PNNL scientists pinpoint cause of dendrites in lithium batteries

Scientists at the DOE’s Pacific Northwest National Lab have uncovered a “root” cause of the growth of needle-like structures – known as dendrites and whiskers – that plague lithium batteries and can cause short circuit, failure, and even fire.

Dendrites are tiny, rigid tree-like structures that can grow inside a lithium battery. Their needle-like projections are called whiskers. They can pierce the separator inside a battery and increase unwanted reactions between the electrolyte and the lithium, speeding up battery failure.

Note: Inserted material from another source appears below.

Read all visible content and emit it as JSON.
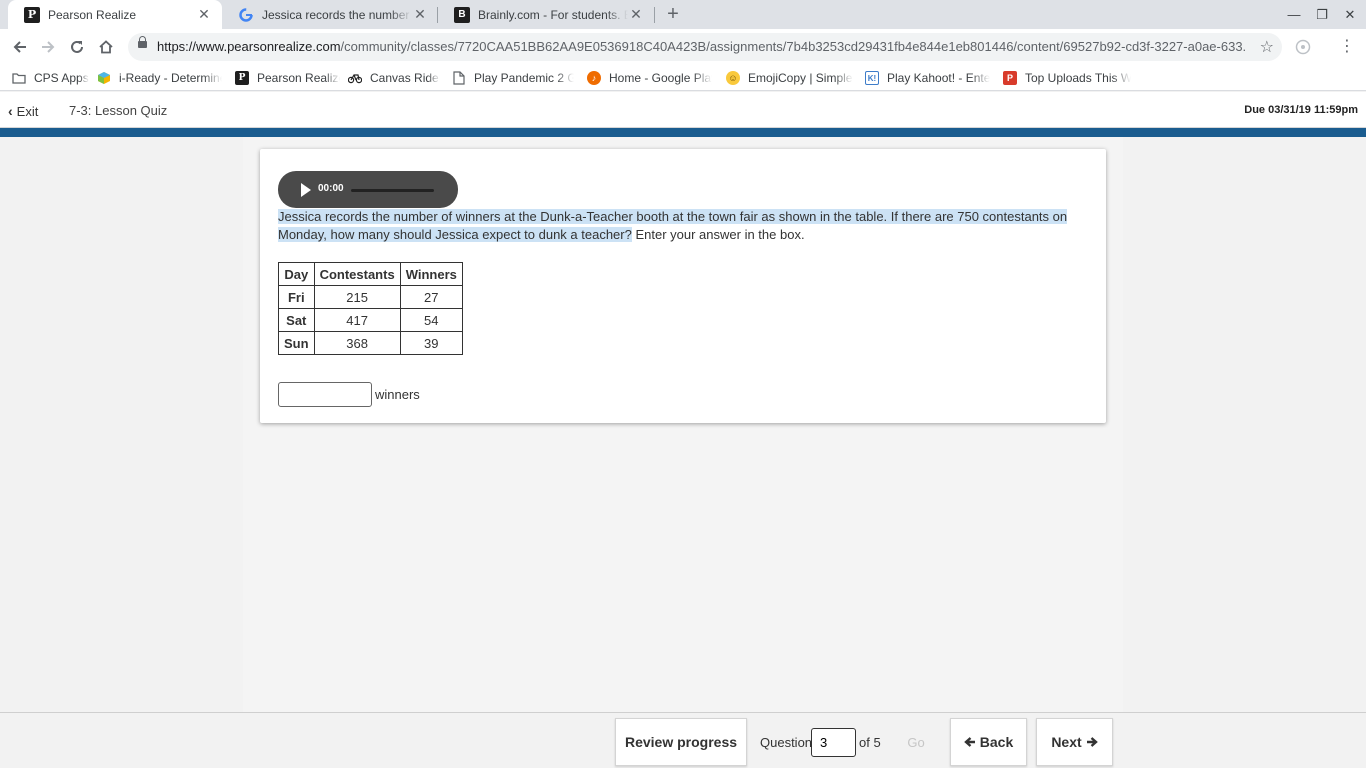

Dendrites and whiskers are holding back the widespread use of lithium metal batteries, which have higher energy density than their commonly used lithium-ion counterparts. Universities and research teams around the world are working on solving the dendrite problem through various methods. The PNNL team hopes their discovery will lead to new ways to prevent dendrite growth by manipulating the battery’s ingredients. The results were published online in Nature Nanotechnology.

The team found that the origin of whiskers in a lithium metal battery lies in the solid-electrolyte interphase (SEI), which is a film where the solid lithium surface of the anode meets the liquid electrolyte. The scientists pinpointed ethylene carbonate, an indispensable solvent added to the electrolyte to enhance battery performance, as the culprit.

A dendrite begins when lithium ions start to clump, or “nucleate,” on the surface of the anode. The structure grows slowly as more and more lithium atoms glom on. The team found that the energy dynamics on the surface of the SEI push more lithium ions into the slowly growing column. Then, suddenly, a whisker shoots forth.

The level of ethylene carbonate directly correlates with dendrite and whisker growth. The more of the material the team put in the electrolyte, the more the whiskers grew. The researchers experimented with the electrolyte mix, changing ingredients in an effort to reduce the growth of dendrites. Some changes, such as the addition of cyclohexanone, prevented the growth of dendrites and whiskers.

“We don’t want to simply suppress the growth of dendrites; we want to get to the root cause and eliminate them,” said lead researcher Chongmin Wang. “We drew upon the expertise of our colleagues who have expertise in electrochemistry. My hope is that our findings will spur the community to look at this problem in new ways.”

Source: Pacific Northwest National Laboratory